That pushed learning online, separating teachers and their students.
The adjustment has been hard.
Paige Johnson, whose daughter, Avery, is a kindergarten student at Lewisville, said she has experienced a few hiccups trying to access her daughter's school work.
"It's so hard because kindergarten is hands-on," she said.
Avery grinned widely as she passed her teachers at Lewisville. She misses math the most.
"This means a lot," Johnson said of the parade. "This is her kindergarten year, and this is not how it is supposed to go."
Earlier this week, a few teachers at Caleb Creek Elementary School in Kernersville, drove past the homes of many of their students, holding posters and bringing good cheer.
The suddenness of Cooper's order was jarring to teachers and students, and there's a strong urge to re-connect, said Ashlie Kiger, a music teacher at Caleb Creek, who was among the teachers who drove past the homes of 40 students.
"This is our life, day-in and day-out, and for this to be taken away ..." Kiger said. "We wanted to do a drive just as another way to connect with them since we can't seem them every day."
On Thursday, just as Lewisville was planning to take its parade out into the community, the school district decided that it could not authorize the parades as a district or school event because of potential liability risks that could lead to some student and staff safety issues, according to district spokesman Brent Campbell.
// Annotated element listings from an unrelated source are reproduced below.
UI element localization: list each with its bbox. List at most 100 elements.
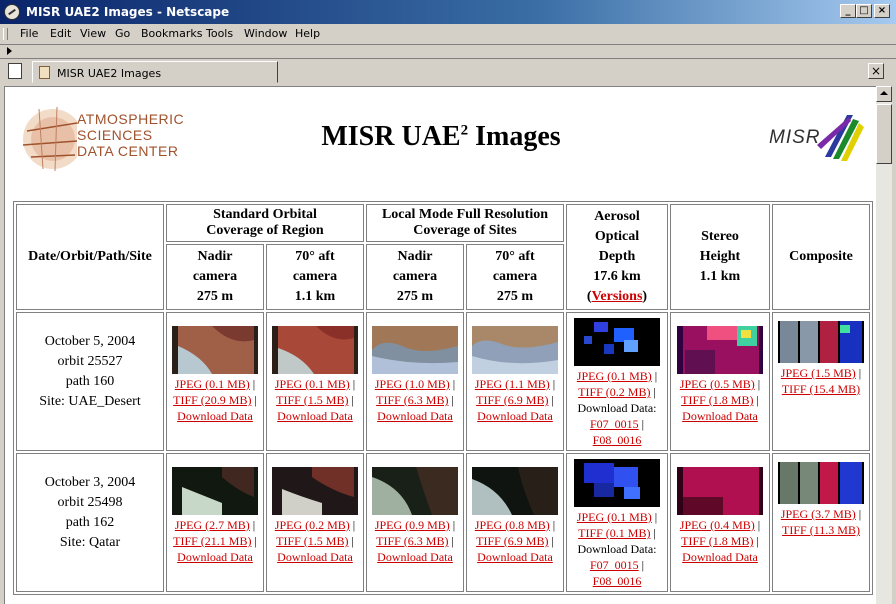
close-window-button[interactable]: × [874,4,890,18]
aerosol-thumbnail[interactable] [574,318,660,366]
netscape-icon[interactable] [4,4,20,20]
menu-bar: File Edit View Go Bookmarks Tools Window… [0,24,896,45]
download-data-link[interactable]: Download Data [682,550,758,564]
stereo-line1: Stereo [701,229,739,244]
expand-toolbar-icon[interactable] [7,47,12,55]
versions-link[interactable]: Versions [592,289,643,304]
download-data-link[interactable]: Download Data [682,409,758,423]
tiff-link[interactable]: TIFF (1.8 MB) [681,534,753,548]
tiff-link[interactable]: TIFF (20.9 MB) [173,393,251,407]
composite-thumbnail[interactable] [778,462,864,504]
jpeg-link[interactable]: JPEG (0.9 MB) [375,518,450,532]
download-data-link[interactable]: Download Data [377,550,453,564]
tiff-link[interactable]: TIFF (11.3 MB) [782,523,860,537]
local-nadir-cell: JPEG (0.9 MB) | TIFF (6.3 MB) | Download… [366,453,464,592]
download-data-link[interactable]: Download Data [377,409,453,423]
jpeg-link[interactable]: JPEG (1.1 MB) [475,377,550,391]
window-title: MISR UAE2 Images - Netscape [26,5,230,19]
loc-nadir-l2: camera [392,269,438,284]
tiff-link[interactable]: TIFF (1.8 MB) [681,393,753,407]
f08-link[interactable]: F08_0016 [593,433,642,447]
table-row: October 3, 2004 orbit 25498 path 162 Sit… [16,453,870,592]
new-tab-icon[interactable] [8,63,22,79]
std-aft-thumbnail[interactable] [272,326,358,374]
f07-link[interactable]: F07_0015 [590,558,639,572]
stereo-thumbnail[interactable] [677,467,763,515]
f08-link[interactable]: F08_0016 [593,574,642,588]
jpeg-link[interactable]: JPEG (1.0 MB) [375,377,450,391]
row-orbit: orbit 25527 [57,353,123,369]
vertical-scrollbar[interactable] [876,86,892,604]
jpeg-link[interactable]: JPEG (0.5 MB) [680,377,755,391]
menu-view[interactable]: View [80,27,106,40]
close-tab-button[interactable]: × [868,63,884,79]
col-header-composite: Composite [772,204,870,310]
scroll-thumb[interactable] [876,104,892,164]
menu-help[interactable]: Help [295,27,320,40]
download-data-link[interactable]: Download Data [477,550,553,564]
std-aft-thumbnail[interactable] [272,467,358,515]
tab-misr-uae2[interactable]: MISR UAE2 Images [32,61,278,83]
jpeg-link[interactable]: JPEG (0.2 MB) [275,518,350,532]
tiff-link[interactable]: TIFF (6.9 MB) [476,393,548,407]
download-data-link[interactable]: Download Data [477,409,553,423]
menu-window[interactable]: Window [244,27,287,40]
jpeg-link[interactable]: JPEG (0.1 MB) [577,510,652,524]
jpeg-link[interactable]: JPEG (1.5 MB) [781,366,856,380]
jpeg-link[interactable]: JPEG (0.1 MB) [175,377,250,391]
minimize-button[interactable]: _ [840,4,856,18]
f07-link[interactable]: F07_0015 [590,417,639,431]
local-aft-thumbnail[interactable] [472,467,558,515]
menu-grip[interactable] [3,28,8,40]
tiff-link[interactable]: TIFF (6.3 MB) [376,393,448,407]
table-row: October 5, 2004 orbit 25527 path 160 Sit… [16,312,870,451]
row-date: October 5, 2004 [44,333,136,349]
scroll-up-button[interactable] [876,86,892,102]
std-nadir-thumbnail[interactable] [172,467,258,515]
local-aft-cell: JPEG (0.8 MB) | TIFF (6.9 MB) | Download… [466,453,564,592]
download-data-link[interactable]: Download Data [277,409,353,423]
tiff-link[interactable]: TIFF (21.1 MB) [173,534,251,548]
tiff-link[interactable]: TIFF (6.3 MB) [376,534,448,548]
maximize-button[interactable]: □ [856,4,872,18]
col-header-std-aft: 70° aft camera 1.1 km [266,244,364,310]
menu-go[interactable]: Go [115,27,130,40]
std-aft-l2: camera [292,269,338,284]
col-group-local: Local Mode Full Resolution Coverage of Si… [366,204,564,242]
jpeg-link[interactable]: JPEG (0.1 MB) [275,377,350,391]
std-aft-l3: 1.1 km [294,289,336,304]
menu-edit[interactable]: Edit [50,27,71,40]
stereo-line2: Height [699,249,741,264]
menu-file[interactable]: File [20,27,38,40]
tiff-link[interactable]: TIFF (6.9 MB) [476,534,548,548]
jpeg-link[interactable]: JPEG (0.1 MB) [577,369,652,383]
download-data-link[interactable]: Download Data [177,550,253,564]
download-data-link[interactable]: Download Data [177,409,253,423]
jpeg-link[interactable]: JPEG (2.7 MB) [175,518,250,532]
aerosol-thumbnail[interactable] [574,459,660,507]
local-nadir-thumbnail[interactable] [372,467,458,515]
local-nadir-thumbnail[interactable] [372,326,458,374]
stereo-thumbnail[interactable] [677,326,763,374]
col-header-local-aft: 70° aft camera 275 m [466,244,564,310]
tiff-link[interactable]: TIFF (0.1 MB) [578,526,650,540]
std-nadir-l1: Nadir [197,249,233,264]
jpeg-link[interactable]: JPEG (0.4 MB) [680,518,755,532]
std-nadir-l3: 275 m [196,289,234,304]
tiff-link[interactable]: TIFF (1.5 MB) [276,393,348,407]
download-data-link[interactable]: Download Data [277,550,353,564]
menu-bookmarks[interactable]: Bookmarks [141,27,202,40]
group-local-line2: Coverage of Sites [413,223,517,238]
tiff-link[interactable]: TIFF (1.5 MB) [276,534,348,548]
download-data-label: Download Data: [577,401,657,415]
composite-thumbnail[interactable] [778,321,864,363]
loc-nadir-l1: Nadir [397,249,433,264]
std-nadir-thumbnail[interactable] [172,326,258,374]
tiff-link[interactable]: TIFF (15.4 MB) [782,382,860,396]
jpeg-link[interactable]: JPEG (3.7 MB) [781,507,856,521]
local-aft-thumbnail[interactable] [472,326,558,374]
misr-logo[interactable]: MISR [769,109,865,165]
jpeg-link[interactable]: JPEG (0.8 MB) [475,518,550,532]
menu-tools[interactable]: Tools [206,27,233,40]
tiff-link[interactable]: TIFF (0.2 MB) [578,385,650,399]
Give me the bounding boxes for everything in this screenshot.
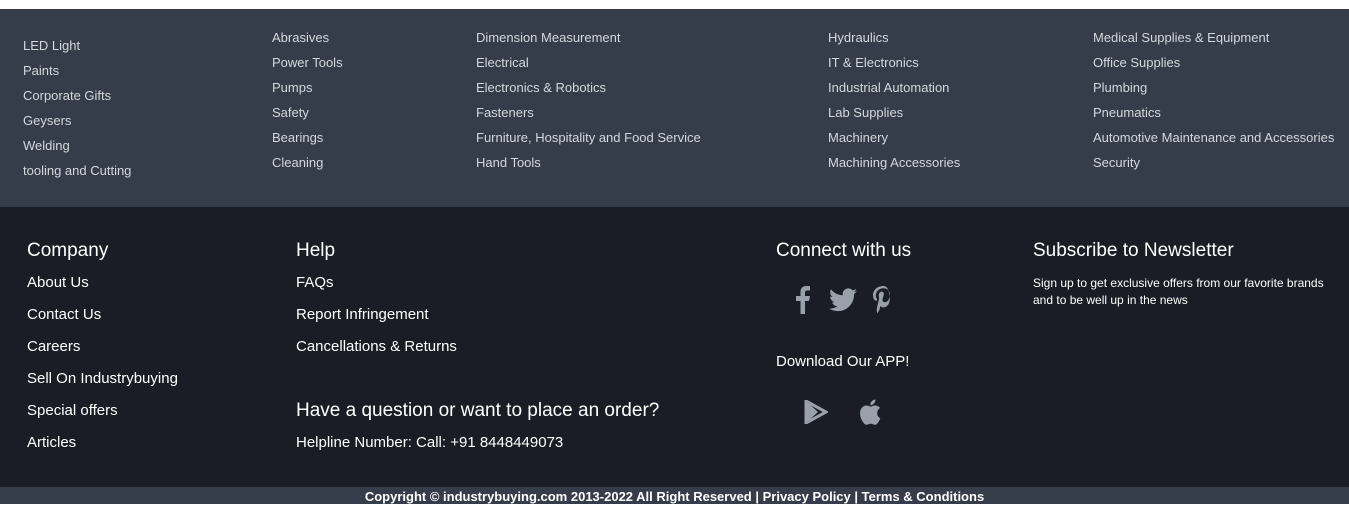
connect-title: Connect with us [776, 240, 912, 261]
twitter-icon[interactable] [828, 285, 858, 315]
category-link[interactable]: Power Tools [272, 55, 343, 71]
category-link[interactable]: Hand Tools [476, 155, 541, 171]
newsletter-text: Sign up to get exclusive offers from our… [1033, 276, 1324, 307]
app-icons [802, 398, 884, 426]
category-link[interactable]: Safety [272, 105, 309, 121]
category-link[interactable]: Plumbing [1093, 80, 1147, 96]
category-link[interactable]: Dimension Measurement [476, 30, 621, 46]
facebook-icon[interactable] [790, 285, 816, 315]
category-link[interactable]: Hydraulics [828, 30, 889, 46]
category-link[interactable]: LED Light [23, 38, 80, 54]
download-app-label: Download Our APP! [776, 353, 910, 370]
category-link[interactable]: Medical Supplies & Equipment [1093, 30, 1269, 46]
sell-on-industrybuying-link[interactable]: Sell On Industrybuying [27, 370, 178, 388]
category-link[interactable]: Office Supplies [1093, 55, 1180, 71]
category-link[interactable]: Welding [23, 138, 70, 154]
contact-us-link[interactable]: Contact Us [27, 306, 101, 324]
category-link[interactable]: Corporate Gifts [23, 88, 111, 104]
category-link[interactable]: Electrical [476, 55, 529, 71]
copyright-bar: Copyright © industrybuying.com 2013-2022… [0, 487, 1349, 504]
cancellations-returns-link[interactable]: Cancellations & Returns [296, 338, 457, 356]
category-link[interactable]: Bearings [272, 130, 323, 146]
category-link[interactable]: Cleaning [272, 155, 323, 171]
social-icons [790, 285, 896, 315]
report-infringement-link[interactable]: Report Infringement [296, 306, 429, 324]
category-link[interactable]: tooling and Cutting [23, 163, 131, 179]
category-link[interactable]: Geysers [23, 113, 71, 129]
faqs-link[interactable]: FAQs [296, 274, 334, 292]
order-question-title: Have a question or want to place an orde… [296, 400, 660, 421]
company-title: Company [27, 240, 109, 261]
helpline-number: Helpline Number: Call: +91 8448449073 [296, 434, 564, 451]
category-link[interactable]: Lab Supplies [828, 105, 903, 121]
category-links-section: LED Light Paints Corporate Gifts Geysers… [0, 9, 1349, 207]
category-link[interactable]: Automotive Maintenance and Accessories [1093, 130, 1334, 146]
newsletter-title: Subscribe to Newsletter [1033, 240, 1234, 261]
help-title: Help [296, 240, 336, 261]
special-offers-link[interactable]: Special offers [27, 402, 118, 420]
apple-icon[interactable] [856, 398, 884, 426]
category-link[interactable]: Pneumatics [1093, 105, 1161, 121]
category-link[interactable]: Abrasives [272, 30, 329, 46]
category-link[interactable]: Fasteners [476, 105, 534, 121]
category-link[interactable]: Pumps [272, 80, 312, 96]
articles-link[interactable]: Articles [27, 434, 76, 452]
top-strip [0, 0, 1349, 9]
category-link[interactable]: Paints [23, 63, 59, 79]
category-link[interactable]: Electronics & Robotics [476, 80, 606, 96]
careers-link[interactable]: Careers [27, 338, 80, 356]
category-link[interactable]: Security [1093, 155, 1140, 171]
google-play-icon[interactable] [802, 398, 830, 426]
category-link[interactable]: IT & Electronics [828, 55, 919, 71]
about-us-link[interactable]: About Us [27, 274, 89, 292]
category-link[interactable]: Machinery [828, 130, 888, 146]
category-link[interactable]: Furniture, Hospitality and Food Service [476, 130, 701, 146]
pinterest-icon[interactable] [870, 285, 896, 315]
category-link[interactable]: Machining Accessories [828, 155, 960, 171]
category-link[interactable]: Industrial Automation [828, 80, 949, 96]
footer-main: Company About Us Contact Us Careers Sell… [0, 207, 1349, 487]
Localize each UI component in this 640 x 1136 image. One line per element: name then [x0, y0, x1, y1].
"With that in mind, our legal advisors do not feel such events would be covered by our insurance carriers. Also, based on the governor’s order to have small events, we advised that it may be difficult to have those events, stay in compliance with the order and have people to practice safe social distancing," he said. "Staff members are, of course, welcome to do as they please on their own free time, with their own cars, etc."